About 90% of comp claims are accepted and paid without much disagreement, the panelists said. But some 10% end up in litigation or mediation, and that’s too many. When injured employees feel cheated or ignored or have been denied benefits, or face utilization reviews, that drives many to seek legal counsel, adding significantly to the loss adjustment expense on claims, they said.
“I perceive that there’s way too much inclination toward litigation,” said David Langham, the chief workers’ compensation judge in Florida. “I’m probably not going to make any friends with this statement, but I think that probably, out there among us, there are way too many lawyers with little else to do.”
Advertising by plaintiffs’ lawyers, particularly in Florida, is so commonplace now that workers can’t help but feel they are due more than the amount of comp benefits they may be receiving, panelists said. Seeing that claimants are cared for, with proper benefits, can get them back to work sooner – and away from the television and its regular stream of attorney advertisements, they argued.
At another WCI session, on managing risk and exposures to improve employers’ bottom lines, claim experts said giving extra attention to injured workers is gaining new acceptance across the country. “Claim advocacy,” in fact, has become the new buzzword in the industry, said Scott Clark, a Florida-based vice president and claim advocate for Arthur J. Gallagher Risk Management Services.
“Injured workers who have become isolated run to attorneys’ offices where they feel they’ll have representation,” Clark said. “And you don’t want that.”
He said employers should make sure that injured workers are involved in and informed about the claim process, at every step. That includes soliciting claimants’ input on medical treatment, and often sending them to a specialist physician, not to a “doc in the box” urgent care clinic.
Adams, of Walmart, said that, with comp benefits and procedures differing so much from state to state, new efforts should be made to research the practices that work best and reduce friction in the system. And with so much data now available, surely more ways can be found to utilize it, along with artificial intelligence and competent claims adjusters, in order to avoid litigated claims and unneeded utilization reviews.
After multiple tornadoes ripped through parts of the South and the Midwest Saturday, injured workers and families of workers killed will now face a wide range of benefits.
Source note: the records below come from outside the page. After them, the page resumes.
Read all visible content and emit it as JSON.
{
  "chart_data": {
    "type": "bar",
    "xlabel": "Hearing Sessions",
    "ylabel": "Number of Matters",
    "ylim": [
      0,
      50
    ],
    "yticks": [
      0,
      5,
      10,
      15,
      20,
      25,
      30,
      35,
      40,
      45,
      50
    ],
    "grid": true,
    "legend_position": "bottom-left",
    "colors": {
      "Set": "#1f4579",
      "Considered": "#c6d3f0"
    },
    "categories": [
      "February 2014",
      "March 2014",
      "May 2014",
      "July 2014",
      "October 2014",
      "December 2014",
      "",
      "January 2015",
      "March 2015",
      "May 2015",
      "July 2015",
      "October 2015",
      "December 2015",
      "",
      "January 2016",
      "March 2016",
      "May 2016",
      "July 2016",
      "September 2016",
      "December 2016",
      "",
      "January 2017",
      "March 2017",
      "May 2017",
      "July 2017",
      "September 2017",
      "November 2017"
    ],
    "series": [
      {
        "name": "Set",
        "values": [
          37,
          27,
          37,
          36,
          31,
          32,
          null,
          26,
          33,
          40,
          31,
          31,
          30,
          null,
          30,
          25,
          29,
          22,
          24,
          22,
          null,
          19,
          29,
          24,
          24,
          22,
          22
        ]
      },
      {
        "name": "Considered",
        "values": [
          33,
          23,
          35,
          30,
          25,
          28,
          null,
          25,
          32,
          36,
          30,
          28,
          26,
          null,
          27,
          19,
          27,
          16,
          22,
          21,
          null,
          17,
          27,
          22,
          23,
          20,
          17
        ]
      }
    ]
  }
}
Some will see more assistance than others, officials at the conference said.
In Kentucky, one of the states hit hardest by the twisters, workers at a candle factory saw the building collapse around them, killing as many as two dozen workers. But some of those workers will not qualify for post-traumatic stress disorder benefits, explained Dwight Lovan, a former commissioner at the state Department of Workers’ Claims.
Kentucky law, unlike statutes in several other states, allows mental stress benefits only if the worker has also suffered a physical injury.